Holy take a deep breath, Washington. What is going on here?
First and foremost, the CBO does not do fake. It does not conceal or come clean on anything. It does not opine on any piece of legislation. It works for the Congress – the whole Congress, and by law is non-partisan in nature and does not make policy recommendations of any kind.
What CBO does do is (repeatedly) answer the question: What are the federal budget implications of “x”? In every case, “x” is the proposal written on the paper – not what someone says about the proposal, not what someone wants from the proposal, and not what the proposal might turn into. Congress gives CBO “x”; CBO gives back the budgetary implications of “x.”

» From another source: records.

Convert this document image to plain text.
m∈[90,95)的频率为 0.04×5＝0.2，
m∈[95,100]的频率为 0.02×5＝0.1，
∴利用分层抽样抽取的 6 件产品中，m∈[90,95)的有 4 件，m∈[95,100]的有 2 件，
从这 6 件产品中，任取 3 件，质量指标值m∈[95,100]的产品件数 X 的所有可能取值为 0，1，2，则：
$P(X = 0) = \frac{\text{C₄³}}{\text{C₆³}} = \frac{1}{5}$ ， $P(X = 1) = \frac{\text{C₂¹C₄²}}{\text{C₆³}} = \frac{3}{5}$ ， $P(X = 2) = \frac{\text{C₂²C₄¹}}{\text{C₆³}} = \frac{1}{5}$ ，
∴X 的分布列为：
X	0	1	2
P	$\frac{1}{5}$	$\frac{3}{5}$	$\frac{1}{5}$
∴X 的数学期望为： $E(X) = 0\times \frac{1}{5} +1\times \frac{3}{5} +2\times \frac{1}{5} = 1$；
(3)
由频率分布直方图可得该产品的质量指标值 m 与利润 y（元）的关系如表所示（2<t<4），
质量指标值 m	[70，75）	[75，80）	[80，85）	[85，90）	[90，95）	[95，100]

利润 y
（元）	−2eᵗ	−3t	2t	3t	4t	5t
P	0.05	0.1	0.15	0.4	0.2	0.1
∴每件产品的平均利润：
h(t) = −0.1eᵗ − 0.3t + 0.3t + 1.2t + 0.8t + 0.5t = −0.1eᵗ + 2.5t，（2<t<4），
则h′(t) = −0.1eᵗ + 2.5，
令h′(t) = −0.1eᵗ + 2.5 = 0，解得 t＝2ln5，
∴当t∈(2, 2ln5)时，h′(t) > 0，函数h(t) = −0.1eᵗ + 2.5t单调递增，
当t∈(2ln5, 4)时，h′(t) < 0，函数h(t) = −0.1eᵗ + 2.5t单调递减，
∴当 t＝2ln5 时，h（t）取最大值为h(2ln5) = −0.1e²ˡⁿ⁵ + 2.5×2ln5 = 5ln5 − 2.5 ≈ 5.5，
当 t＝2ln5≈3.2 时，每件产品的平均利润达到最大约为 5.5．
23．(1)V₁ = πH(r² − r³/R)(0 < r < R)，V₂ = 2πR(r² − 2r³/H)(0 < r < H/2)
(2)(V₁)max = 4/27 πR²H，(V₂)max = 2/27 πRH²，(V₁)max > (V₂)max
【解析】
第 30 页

When “x” is the Build Back Better Act (BBBA) as passed by the House of Representatives, the answer was that it would raise revenue by roughly $1.3 trillion, raise spending by nearly $1.7 trillion, and raise the deficit (over 10 years) by $365 billion. Absolutely real. Absolutely their best judgment.
In the case of Smith and Graham, “x” is the BBBA with 18 specific changes (in Table 1) itemized by Smith and Graham. The answer was the same taxes, an additional $3.0 trillion in spending, and deficits higher by the corresponding $3.0 trillion. Absolutely real. Absolutely their best judgment. (And if Pelosi and Schumer were to send a letter specifying $3.0 trillion in policies to offset the higher spending, CBO would conclude that “x” did not raise the 10-year deficits at all. Absolutely real. Absolutely their best judgment.)
In each instance, CBO did not play politics, did not pass judgment, and did not leave anyone guessing what was going on. In each instance, CBO did its job. (Which is, of course, unusual in D.C. and confusing to official Washington.)
Stepping back, it is important to recognize that there is nothing new going on here. As CBO Director, I answered many a letter from then-Ranking Member John Spratt on the budgetary implications of alternative futures for the Iraq war. Other Directors had similar experience.
Ranking members write letters because they want to highlight policy differences with the majority. (Eakinomics walked through the policy implications here.) The majority wants to undercut the legitimacy of these differences. And both sides criticize, undercut, and hide behind CBO because it is easier than doing their job and taking the heat for defending their policy position on the merits.
Fake is blaming CBO for revealing something uncomfortable about your policy position.
Fact of the Day
With 68 percent of workers and 75 percent of EV- and hybrid- producing plants operating in right-to-work states, these sectors would likely see intense pressure from the BBBA’s tax credits to consider unionization.